The use of extensor mechanism allograft that includes quadriceps tendon, patella, patellar tendon, and tibial tubercle for reconstruction of a disrupted extensor mechanism was first used by Emerson Jr. et al. . Results using this technique demonstrated improved ambulatory ability, no loss of flexion, and improved extensor lag. Subsequent publications [12, 16] on the results of this technique reported mixed results with poor functional outcome for those cases in which the extensor mechanism allograft was not sutured to the host tissue under maximal tension. Burnett et al.  summarized that tensioning the allograft on full extension is a critical determinant of success. The use of allograft for extensor mechanism restoration is best for patients with poor quality host tissue, patients with low functional demand, patients with limited life expectancy, or patients with compromised soft tissue due to multiple previous operations and infections.
It is always better to prevent these hazardous complications from occurring. Intraoperatively, dissections around patellar tendon should be done carefully to avoid disrupting the inserting fibres. In cases of stiff or inflammatory knees, it is better to place a smooth pin or staples around insertion site prophylactically.

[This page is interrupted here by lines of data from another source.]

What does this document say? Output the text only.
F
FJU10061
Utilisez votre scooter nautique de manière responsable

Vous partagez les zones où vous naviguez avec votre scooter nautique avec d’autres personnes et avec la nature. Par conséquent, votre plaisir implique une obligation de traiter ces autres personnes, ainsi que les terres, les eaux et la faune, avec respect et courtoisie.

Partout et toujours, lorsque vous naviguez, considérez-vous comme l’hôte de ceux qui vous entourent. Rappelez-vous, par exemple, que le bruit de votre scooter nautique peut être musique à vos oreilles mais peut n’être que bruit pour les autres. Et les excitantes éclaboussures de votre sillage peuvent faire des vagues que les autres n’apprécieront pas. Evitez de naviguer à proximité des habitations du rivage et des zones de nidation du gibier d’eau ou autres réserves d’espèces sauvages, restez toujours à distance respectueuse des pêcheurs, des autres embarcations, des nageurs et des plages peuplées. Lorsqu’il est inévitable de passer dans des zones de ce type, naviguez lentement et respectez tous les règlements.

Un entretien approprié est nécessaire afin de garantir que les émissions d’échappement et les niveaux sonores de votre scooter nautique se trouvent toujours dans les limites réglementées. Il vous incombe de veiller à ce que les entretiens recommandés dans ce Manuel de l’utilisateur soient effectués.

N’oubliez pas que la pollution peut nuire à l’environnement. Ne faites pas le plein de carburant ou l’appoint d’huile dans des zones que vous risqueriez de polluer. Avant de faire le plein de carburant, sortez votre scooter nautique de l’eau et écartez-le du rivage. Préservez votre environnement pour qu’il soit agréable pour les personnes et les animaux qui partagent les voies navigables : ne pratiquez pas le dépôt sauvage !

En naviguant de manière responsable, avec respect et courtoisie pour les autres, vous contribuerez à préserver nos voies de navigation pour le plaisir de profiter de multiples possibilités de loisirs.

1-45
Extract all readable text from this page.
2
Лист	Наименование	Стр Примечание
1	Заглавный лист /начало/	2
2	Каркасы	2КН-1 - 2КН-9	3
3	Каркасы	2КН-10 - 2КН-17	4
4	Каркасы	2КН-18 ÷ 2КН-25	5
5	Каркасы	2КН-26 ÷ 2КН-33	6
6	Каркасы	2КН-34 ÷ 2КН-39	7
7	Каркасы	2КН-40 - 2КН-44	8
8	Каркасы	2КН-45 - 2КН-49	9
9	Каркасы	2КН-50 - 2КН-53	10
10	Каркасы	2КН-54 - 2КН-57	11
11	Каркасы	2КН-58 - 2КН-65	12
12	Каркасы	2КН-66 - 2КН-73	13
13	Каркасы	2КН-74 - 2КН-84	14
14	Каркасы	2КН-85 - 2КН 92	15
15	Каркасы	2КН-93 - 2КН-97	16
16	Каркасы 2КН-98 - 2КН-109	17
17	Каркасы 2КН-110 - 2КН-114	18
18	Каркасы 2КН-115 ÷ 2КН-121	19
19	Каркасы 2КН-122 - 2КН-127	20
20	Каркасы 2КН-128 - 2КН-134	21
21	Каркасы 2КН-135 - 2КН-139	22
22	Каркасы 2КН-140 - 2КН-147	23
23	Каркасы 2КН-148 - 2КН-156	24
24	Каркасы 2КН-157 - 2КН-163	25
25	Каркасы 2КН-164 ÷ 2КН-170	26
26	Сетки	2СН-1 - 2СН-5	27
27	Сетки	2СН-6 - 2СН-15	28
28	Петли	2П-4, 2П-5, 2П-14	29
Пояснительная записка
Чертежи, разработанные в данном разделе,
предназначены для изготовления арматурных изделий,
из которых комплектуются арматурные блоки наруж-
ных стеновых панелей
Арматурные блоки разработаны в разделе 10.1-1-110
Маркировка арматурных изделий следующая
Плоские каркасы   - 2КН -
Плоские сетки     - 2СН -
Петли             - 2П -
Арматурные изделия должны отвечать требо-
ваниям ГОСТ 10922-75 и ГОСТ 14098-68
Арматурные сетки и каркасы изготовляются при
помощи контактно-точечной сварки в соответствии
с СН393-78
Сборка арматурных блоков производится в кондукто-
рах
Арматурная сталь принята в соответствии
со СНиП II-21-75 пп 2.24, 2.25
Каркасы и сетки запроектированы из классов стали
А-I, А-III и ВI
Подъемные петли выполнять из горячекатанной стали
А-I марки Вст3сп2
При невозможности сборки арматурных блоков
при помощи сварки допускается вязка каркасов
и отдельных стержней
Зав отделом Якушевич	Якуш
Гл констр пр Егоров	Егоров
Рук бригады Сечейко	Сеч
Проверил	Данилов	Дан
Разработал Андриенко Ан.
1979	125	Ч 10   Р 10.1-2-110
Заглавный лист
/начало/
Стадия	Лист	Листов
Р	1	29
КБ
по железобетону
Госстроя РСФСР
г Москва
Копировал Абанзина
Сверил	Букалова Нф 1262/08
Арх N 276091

The possible cause of patellar tendon rupture in our case could be attributed to the inherent weakness of the tendon due to old age, associated microtrauma, and increased stretch during surgery. Finally, the sudden jerky movement to get up from a low lying commode chair leading to violent contraction of quadriceps might have been the main reason for the subsequent rupture.
Our method of repair is unique and, till our last follow-up (6 years), the patient has comparable ROM to preoperatively. There was no extensor lag. This was probably due to the fact that there was no tissue loss and no infection and optimum tension of the tendon could be restored easily.
Unfortunately, large clinical series that establish the efficacy of any technique do not exist. Our method of repair is unique in the sense that it is simple and easily reproducible and current long term follow-up has shown encouraging result. Our method has a limitation that it cannot be reproduced in situation of chronic patellar tendon rupture tissue loss and infection.
Complications involving the extensor mechanism after TKA are disabling. Meticulous surgical technique should be used in any patients undergoing TKA in an attempt to prevent these complications from ever happening. Repair using fiberwire in Krackow fashion and passing it through a tunnel beneath tibial tuberosity with stapler is a safe and good method of patellar tendon avulsion from tuberosity when it happens without any tissue loss.
Conflict of Interests
The authors declare that there is no conflict of interests regarding the publication of this paper.